Nippon Paint (Malaysia) Sdn Bhd took us on a tour around its research and development centre in Shah Alam to witness the stringent testing that its paint has to undergo to produce good quality paint. The finished product is more than just wonderful colours from the result of colour-blending.

There are a few factors to identify good-quality paint.

Firstly, good-quality paint will not detach from the vehicle’s body.

Secondly, paint with a good-quality finishing coat material, like lacquer, is able to resist minor scratches. Some even have “self-healing” features, in which minor scratches will “heal” when its parked under the hot sun.

Thirdly, the colour of a good quality paint with the right finishing coat will be able to withstand longer without fading

Lastly, good-quality paint and proper coating will protect the vehicle against salt water. The vehicle’s paint will not detach even if its exposed to salt water.

According to a survey conducted by Nippon Paint (M) last year, 71 per cent of car owners in Malaysia repainted their cars for a change of colour. Others repainted their cars due to car accidents, attractive repainting promotions and to resell.

A car repainting is more than just a change of colour. Repainting your car is a form of protection and can increase its life span. For those wanting to sell their cars, a repaint will fetch a higher resale price.

“To those planning to repaint their cars, remember to look for a reputable brand, as the quality of paint makes a difference,” Nippon Paint (M) senior manager of marketing automotive division Eugene Yong said.

At the media experiential session, Yong presented a range of automotive total-coating solutions and full-coating systems. It consisted of automotive coating solutions ranging from commercial range Nippon Ultima, specifically for buses and trucks, to the premium Nax Premila 2K, commonly applied on high-end cars.

For its full-coating systems, Nippon Pain (M) has products for surface preparation, undercoating, topcoating, clear coating and polishing. Of all the products presented, the CyGlaz technology, which is available in the Nax Crytal 9905 range, caught our attention.

The Cyglaz technology is a formula that increases the durability of the paint’s coating, enabling the coating to form a layer of shining, smooth and durable protective film on the surface of the vehicle. It also has self-healing properties that uses the sun’s heat to heal small scratches.

After the product presentation, we witnessed durability tests on Nippon paints. The company tested their product against a competitor’s.

The first test was the Pull Test. It involves attaching a piece of industry-approved masking tape to an area marked with an “X”. This tape is then quickly and forcefully pulled to determine the adhesion strength of the paint and its substrate layers. The results is that the adhesion of Nippon’s paint was strong and no paint was left on the tape, whereas the competitor’s paint was stuck on the tape.

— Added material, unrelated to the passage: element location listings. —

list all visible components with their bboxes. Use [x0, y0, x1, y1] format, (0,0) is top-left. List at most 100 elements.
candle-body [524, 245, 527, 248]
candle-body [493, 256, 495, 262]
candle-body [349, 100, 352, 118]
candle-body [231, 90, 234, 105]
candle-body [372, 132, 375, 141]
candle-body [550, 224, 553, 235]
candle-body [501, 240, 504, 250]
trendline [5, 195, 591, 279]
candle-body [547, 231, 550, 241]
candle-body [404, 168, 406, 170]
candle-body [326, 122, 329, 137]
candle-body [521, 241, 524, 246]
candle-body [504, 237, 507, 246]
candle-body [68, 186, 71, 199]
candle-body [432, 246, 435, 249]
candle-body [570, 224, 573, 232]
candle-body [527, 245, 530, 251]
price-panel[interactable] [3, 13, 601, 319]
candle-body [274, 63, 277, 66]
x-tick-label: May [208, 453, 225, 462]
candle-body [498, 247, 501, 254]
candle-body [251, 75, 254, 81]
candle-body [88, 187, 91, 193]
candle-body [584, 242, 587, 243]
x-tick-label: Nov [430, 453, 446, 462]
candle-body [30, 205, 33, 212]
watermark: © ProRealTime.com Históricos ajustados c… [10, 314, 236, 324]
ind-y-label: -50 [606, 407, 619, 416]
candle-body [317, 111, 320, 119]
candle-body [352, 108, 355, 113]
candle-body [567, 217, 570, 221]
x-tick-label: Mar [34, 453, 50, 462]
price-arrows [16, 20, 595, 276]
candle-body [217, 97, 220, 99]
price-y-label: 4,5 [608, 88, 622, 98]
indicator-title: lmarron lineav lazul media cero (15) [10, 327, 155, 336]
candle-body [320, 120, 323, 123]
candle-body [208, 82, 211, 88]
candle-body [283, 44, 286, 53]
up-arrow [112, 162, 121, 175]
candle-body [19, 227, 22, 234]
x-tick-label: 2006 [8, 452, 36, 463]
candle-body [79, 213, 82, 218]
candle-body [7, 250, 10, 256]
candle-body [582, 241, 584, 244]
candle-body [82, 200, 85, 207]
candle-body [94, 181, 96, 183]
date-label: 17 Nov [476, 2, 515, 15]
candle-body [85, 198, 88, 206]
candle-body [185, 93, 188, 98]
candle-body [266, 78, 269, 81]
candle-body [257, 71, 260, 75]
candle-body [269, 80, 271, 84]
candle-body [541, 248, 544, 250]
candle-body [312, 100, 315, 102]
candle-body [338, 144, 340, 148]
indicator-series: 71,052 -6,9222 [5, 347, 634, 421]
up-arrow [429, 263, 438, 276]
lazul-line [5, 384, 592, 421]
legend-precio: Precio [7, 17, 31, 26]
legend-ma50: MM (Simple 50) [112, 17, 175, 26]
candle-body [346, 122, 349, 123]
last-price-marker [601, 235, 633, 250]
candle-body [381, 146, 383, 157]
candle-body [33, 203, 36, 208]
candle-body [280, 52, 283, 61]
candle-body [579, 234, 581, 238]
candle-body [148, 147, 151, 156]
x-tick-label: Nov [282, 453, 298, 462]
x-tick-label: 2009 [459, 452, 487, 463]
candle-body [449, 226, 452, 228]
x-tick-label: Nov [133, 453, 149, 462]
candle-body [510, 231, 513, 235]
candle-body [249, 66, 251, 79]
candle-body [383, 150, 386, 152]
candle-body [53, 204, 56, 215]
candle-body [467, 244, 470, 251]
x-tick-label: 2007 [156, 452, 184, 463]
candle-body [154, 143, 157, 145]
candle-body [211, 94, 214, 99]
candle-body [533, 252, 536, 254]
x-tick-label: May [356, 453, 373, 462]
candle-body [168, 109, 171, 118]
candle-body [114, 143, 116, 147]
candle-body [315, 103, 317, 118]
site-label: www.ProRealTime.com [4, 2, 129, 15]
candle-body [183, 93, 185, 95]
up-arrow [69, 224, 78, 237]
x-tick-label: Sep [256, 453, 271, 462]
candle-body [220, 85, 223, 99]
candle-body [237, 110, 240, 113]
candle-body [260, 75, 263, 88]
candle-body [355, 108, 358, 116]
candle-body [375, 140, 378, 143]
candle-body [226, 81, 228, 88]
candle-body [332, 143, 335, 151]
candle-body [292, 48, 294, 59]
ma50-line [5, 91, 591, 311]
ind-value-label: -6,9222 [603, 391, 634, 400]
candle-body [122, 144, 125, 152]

Next was the Pencil Hardness Test. It tests the surface hardness of a paint’s coating by using pencil hardness to determine whether the coat is scratch resistance. The pencils range from 6B, the softest, to 9H, the hardest. Nippon’s product has no sign of a scratch after the test.

We then witnessed the water soaking, humidity, accelerated weathering (QUV) and salt spray tests.

The Water Soaking Test examines a coating’s ability to adequately protect a vehicle’s surface in immersion conditions.

For the Humidity Test, the test panel is exposed in an enclosed chamber containing a heated and saturated mixture of air and water vapour. This high humidity causes condensation to develop on the panel.

After thousands of hours of stringent testing, the result should indicate adhesion ratings such as blistering, de-lamination, change in colour or gloss and softening of the paint.

After the Humidity Test, we witnessed the results of QUV. The test simulates outdoor weathers, such as sunny, rain and dew, with special fluorescent UV lamps and a water spray. This accelerated weathering test can simulate damages that occur to vehicles over months or years.

Last but not least, we observed the Salt Spray Test. This is a standardised accelerated corrosion test used to evaluate the relative corrosion resistance and test the corrosive tendency of a metal or coated surface when it is scratched. This is because vehicles frequently exposed to sale at the seaside are more prone to rust. Therefore, having a proper coating can protect it from rusting.

It is hard to imagine the testing process of a product just to develop good-quality paint. The hours and years of research and findings, however, not only make the vehicle look good, but also protect it.